|We actually did this :) Image source|
Having a down day today, which is kind of funny considering I spent the morning literally swinging from the rafters in an Anti Gravity Yoga Class. I guess what goes up must come down. I loved the class it was fun, a bit scary, very challenging, and it felt good to let go of the fear and just go for it. I loved hanging upside down giggling with my friend Laura. After our swinging adventures we had a picnic with the kids and relaxed a bit. But by the time I got home I was drained. I treated myself to a bath, while the kids played and then still feeling tired I convinced them that they should do my hair. I sat on my bed reading my book while they played ‘hair dresser’ on me. (I need to do a post one of these days on my lazy parenting ideas, how to relax while the kids play.) 'Hair dresser' lolled me into a sleep and my head started to bob, so I told the kids that if they let Mommy sleep for 20 min I would take them to the park and ACTUALLY push them on the swings. The nap was ok, as good as napping gets when the kids are crawling on you and you have to wake up to break up a fight. I have come through on my end and we are at the park now while I type up this post, even pushed the kids on the swings.
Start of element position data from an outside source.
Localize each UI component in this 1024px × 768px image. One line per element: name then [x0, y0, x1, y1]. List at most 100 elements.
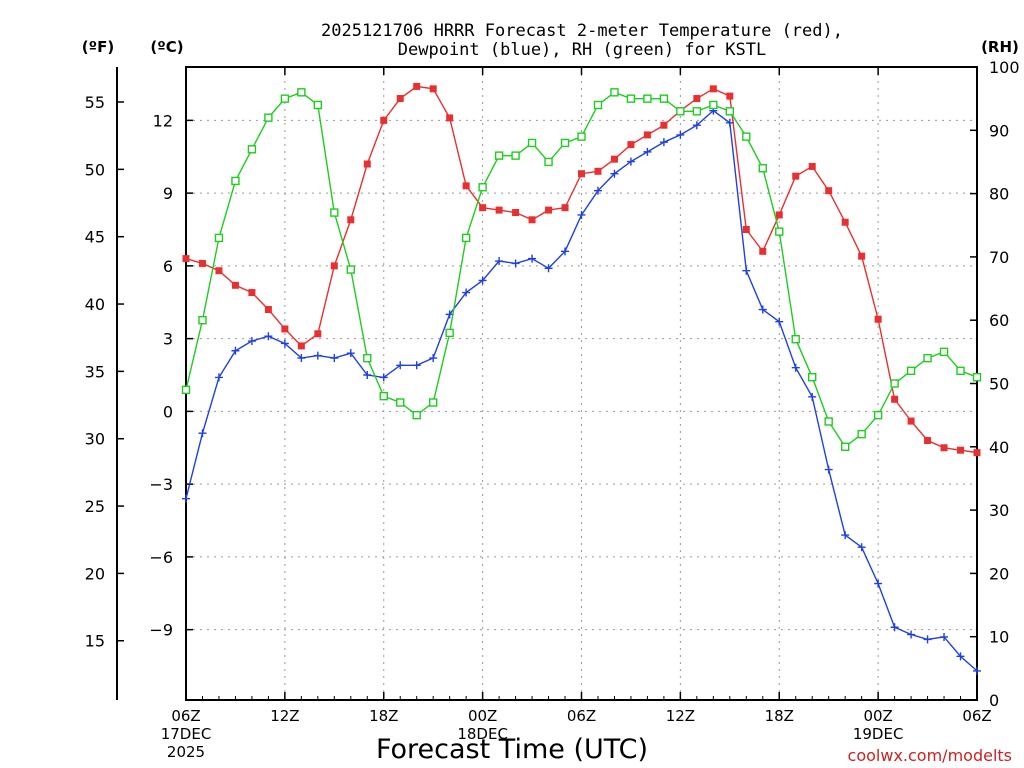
data-point [643, 147, 652, 156]
data-point [923, 353, 932, 363]
celsius-tick-label: 6 [163, 257, 173, 276]
data-point [544, 264, 553, 273]
data-point [396, 361, 405, 370]
data-point [610, 155, 618, 163]
data-point [314, 330, 322, 338]
data-point [545, 206, 553, 214]
data-point [182, 494, 190, 503]
rh-tick-label: 40 [989, 438, 1009, 457]
fahrenheit-tick-label: 55 [85, 93, 105, 112]
data-point [593, 100, 603, 110]
data-point [346, 265, 355, 274]
data-point [198, 316, 207, 325]
data-point [412, 410, 421, 420]
data-point [281, 325, 289, 333]
data-point [578, 170, 585, 178]
data-point [643, 131, 651, 139]
rh-tick-label: 70 [989, 248, 1009, 267]
data-point [742, 266, 751, 275]
data-point [182, 255, 190, 263]
data-point [676, 107, 685, 116]
series-rh [181, 88, 982, 451]
data-point [379, 373, 388, 382]
data-point [428, 398, 438, 407]
celsius-unit-label: (ºC) [150, 38, 183, 56]
data-point [758, 164, 767, 173]
data-point [792, 172, 800, 180]
data-point [742, 225, 750, 233]
data-point [775, 317, 784, 326]
data-point [215, 267, 223, 275]
x-tick-label: 00Z 19DEC [853, 707, 904, 743]
celsius-tick-label: 3 [163, 330, 173, 349]
data-point [891, 395, 899, 403]
data-point [479, 204, 487, 212]
data-point [297, 354, 306, 363]
data-point [380, 116, 388, 124]
data-point [280, 94, 290, 103]
fahrenheit-unit-label: (ºF) [82, 38, 114, 56]
data-point [247, 145, 257, 154]
data-point [528, 254, 537, 263]
x-tick-label: 06Z [962, 707, 991, 725]
fahrenheit-tick-label: 35 [85, 362, 105, 381]
data-point [297, 88, 306, 97]
data-point [594, 167, 602, 175]
data-point [725, 107, 735, 116]
data-point [924, 436, 932, 444]
data-point [923, 635, 932, 644]
data-point [742, 132, 751, 141]
data-point [446, 114, 454, 122]
data-point [346, 349, 355, 358]
rh-tick-label: 10 [989, 628, 1009, 647]
data-point [858, 252, 866, 260]
data-point [808, 372, 817, 382]
data-point [527, 138, 537, 148]
data-point [231, 176, 240, 186]
data-point [528, 216, 536, 224]
data-point [939, 347, 949, 357]
fahrenheit-tick-label: 40 [85, 295, 105, 314]
x-tick-label: 18Z [765, 707, 794, 725]
data-point [957, 446, 965, 454]
data-point [429, 354, 438, 363]
data-point [610, 88, 619, 97]
fahrenheit-tick-label: 30 [85, 430, 105, 449]
data-point [214, 373, 223, 382]
data-point [445, 328, 454, 338]
data-point [775, 227, 784, 236]
data-point [511, 259, 520, 268]
data-point [214, 233, 224, 243]
data-point [693, 95, 701, 103]
title-line-1: 2025121706 HRRR Forecast 2-meter Tempera… [321, 21, 843, 41]
data-point [825, 187, 833, 195]
data-point [873, 410, 883, 420]
data-point [462, 288, 471, 297]
data-point [512, 209, 520, 217]
data-point [313, 351, 322, 360]
data-point [956, 366, 965, 376]
data-point [560, 138, 570, 148]
data-point [972, 372, 982, 382]
rh-tick-label: 30 [989, 501, 1009, 520]
chart-title: 2025121706 HRRR Forecast 2-meter Tempera… [321, 21, 843, 60]
data-point [857, 429, 866, 439]
data-point [775, 211, 783, 219]
data-point [429, 85, 437, 93]
data-point [841, 218, 849, 226]
data-point [248, 289, 256, 297]
data-point [577, 132, 586, 141]
data-point [627, 141, 635, 149]
x-tick-label: 00Z 18DEC [457, 707, 508, 743]
rh-unit-label: (RH) [981, 38, 1019, 56]
data-point [330, 208, 339, 217]
fahrenheit-tick-label: 50 [85, 160, 105, 179]
data-point [840, 442, 850, 451]
data-point [396, 95, 404, 103]
data-point [363, 371, 372, 380]
x-tick-label: 12Z [270, 707, 299, 725]
data-point [973, 449, 981, 457]
data-point [907, 417, 915, 425]
data-point [906, 366, 916, 376]
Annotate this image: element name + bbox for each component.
The thought of making dinner tonight feels like a mountain of a chore, especially since doing so would involve going to the grocery store. I feel like I am grocery shopping almost every day. I want to be lazy and go out for dinner tonight. Now the trick is to find something ‘healthy’ to eat. Its days like this, when I am tired, that I just want to throw all this healthy stuff to the wind, eat a plate of carbs, and forget the protein. But I know that doing so will just make me feel more tired and crappy. So I will compromise with going out for dinner saving myself the job of making it and will enjoy a healthy meal that someone else has made. I also a have a feeling that today will be one of those days where I end up in bed at the same time as the kids, oh well.